Digital transformation is not just for blue chips. Digital expert Cat Leaver on the importance of raising your return on investment
Ten years ago, happily sitting amidst a jungle of precariously tangled wires hailing from a three-piece desktop, many of us would have found hilarity in Mr Olsen’s aged statement. Home computers were the present and the future, with a new generation of digital-savvy teenagers raised on cries from disgruntled parents to ‘stop blocking the landline’ with their dial-up internet connection. Four decades after he spoke, however, Olsen’s statement perhaps rings more true than he, or we, could ever have imagined.
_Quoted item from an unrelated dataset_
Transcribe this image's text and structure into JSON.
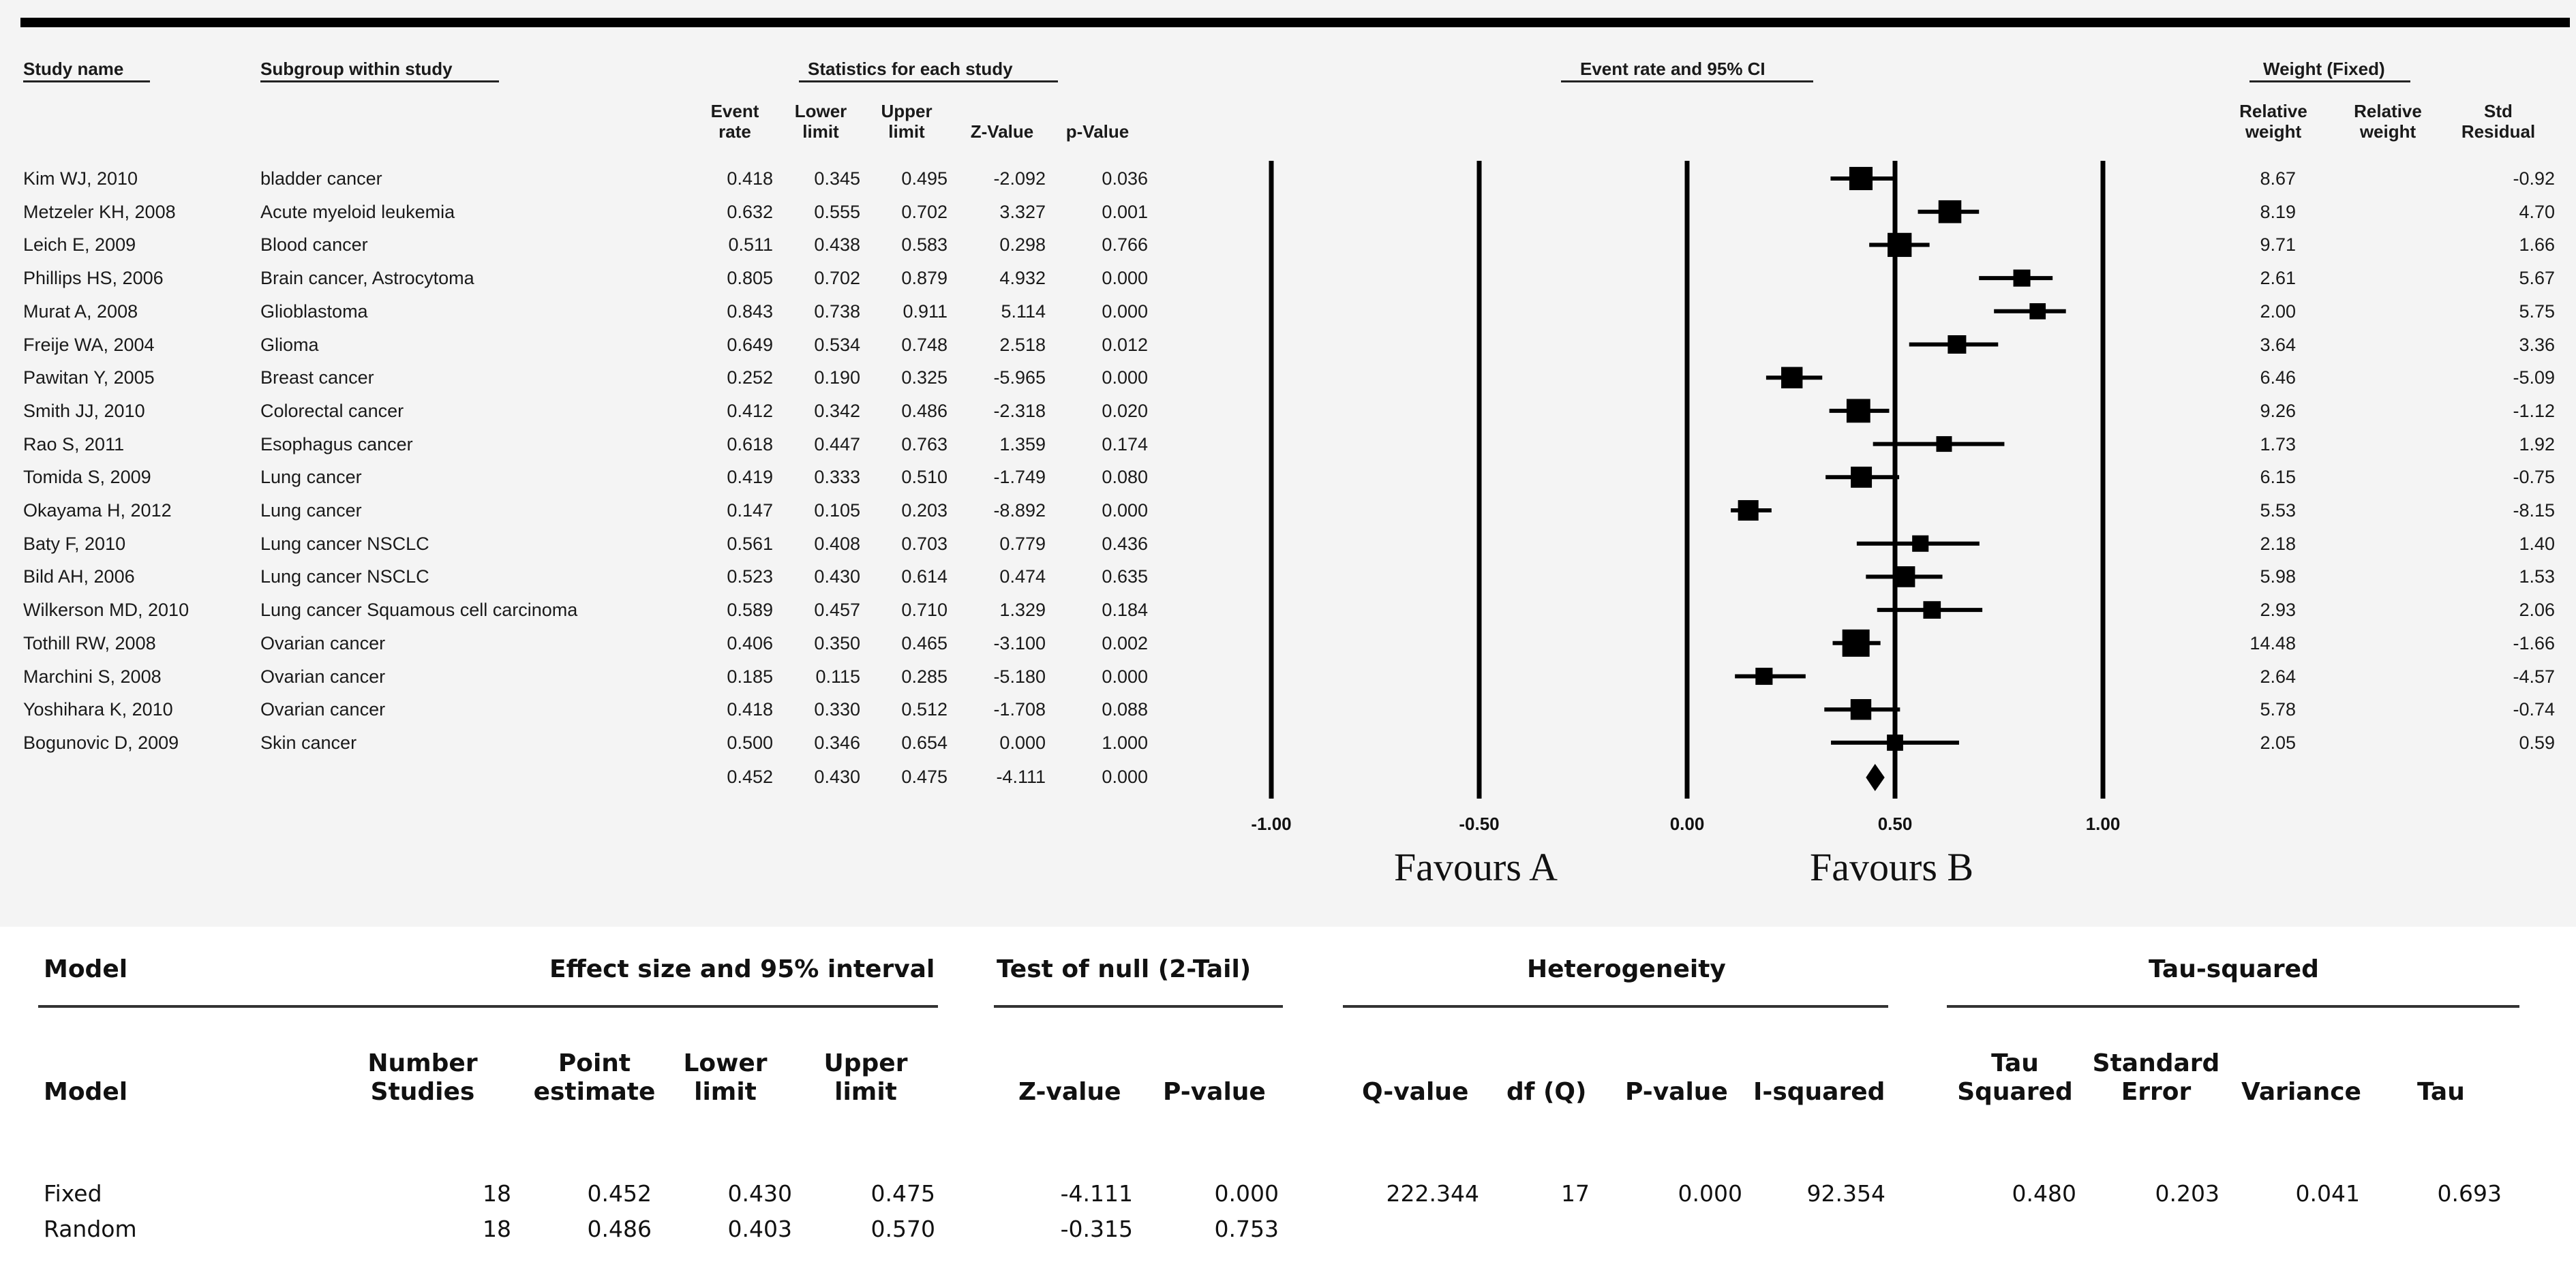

In 2015 very few of us are content with solely owning a computer in our home. We want one as we walk down the street, when we’re on the train, as we lie on the beach, and as we make our dinner in the evening. In 2015, we want our finger on the pulse, we want a computer in our palm; we need access online wherever we are, instantly. Home is just a location, our computers travel with us.
Blue-chip organisations caught on to this trend several years ago – arguably slower than even they should have done – and it’s only recently that even some of the largest corporations have begun to take their digital strategy seriously, rather than add it into their activities as an extended vanity project. It has been documented that 83 per cent of Fortune 500 companies now have an active Twitter account and the vast majority of these have a qualified, experienced department at the helm, with the same budgetary and ROI goals as the rest of the organisation.
However, at its heart, digital is an inherently creative industry, making it surprising that a number of artistic organisations somewhat neglect their online efforts or, much like their corporate counterparts once did, view it as a side dish rather than the main course of a wider growth strategy.
To become a leader in digital marketing, you need to pioneer trends and concepts before the general public – something the arts has traditionally prided itself on. Yet a survey in 2014 showed that only 11 per cent of arts and cultural organisations had experienced major impacts on their profitability through digital efforts. Using new media and benefitting from it are two entirely different things and, while there’s no ‘set way’ to achieve success in the digital stratosphere, if you’re not doing it right you may as well not be doing it at all.
The arts are notorious for bemoaning dwindling audiences and a lack of younger spectators at shows and exhibitions, yet we make it inherently difficult for those audiences to become part of the story. Digital marketing efforts, if in existence at all, are often tailored for audiences who know your work well (after all, it’s much easier to engage a fan). A surprising number of websites, for example, still rely upon out-of-date ecommerce or third-party booking systems (raising the price for consumers, and lessening the profit margin for the organisation) while social media strategies rarely consider effective plans for attracting entirely new audiences to new work.
Yet taking digital to the heart of your brand has proven successful for those who have embraced it: Shakespeare’s Globe, for example, is famous for its digital network (especially its online video library). Moreover, its constant innovation is practised both on the website and across wider digital networks. In 2014, the Globe expanded their network on a mass scale via online channels – pulling in nearly four million website visits from two-and-a-half million users. That year, they also saw a 42 per cent increase in Facebook fans, a 52 per cent increase in Twitter followers, and netted £21.5m (€29.3m) worth of income – up £2m on 2013. Not bad for an arts organisation whose primary focus is on a writer that schoolchildren find notoriously ‘boring.’
It’s naive, of course, to believe that all arts organisations can achieve these figures. In a not-for-profit environment with physical and financial barriers, the Globe is fortunate enough to be near the top of the pecking order with a global brand, a much larger budget than most, and a pool of resources. However, success is relative and ignoring the need to assess what your audiences want from digital drives is not only counterintuitive but also potentially dangerous to the future of any organisation. The fate of video rental company Blockbuster, for example, was written in the stars as soon as the likes of Netflix and Love Film embraced the modern consumer’s ‘want-it-now’ appetite and they backed down.
Digital success does not happen overnight, and it’s here that a thorough transformation strategy comes into play. In the case of the blue-chip corporates, taking a step back and revising how they used digital allowed many to break through complex departmental layers and previously archaic, rigid business plans. Digital transformation is all about understanding where your business stands with digital technology now, where it should be in the future, and how it will get there: whether that’s through tools, team members and skillsets, training, outsourcing, or processes. It’s something that not only needs to be done at implementation, but something that needs to continue for the long-term in the same way you assess any other aspects of your business.
Online strategies aren’t just about conversions, they are about creating communities and engaging with a huge audience on a personal basis. In ignoring thorough digital transformation arts organisations aren’t just affecting profitability, but also neglecting a rare opportunity to re-establish themselves creatively.
If the modern consumer wants a computer in their palm, they want the opportunity for communities at their fingertips. Something blue chips, in my opinion, can never do better than the arts.
Cat Leaver is head of strategy at We Are Ad.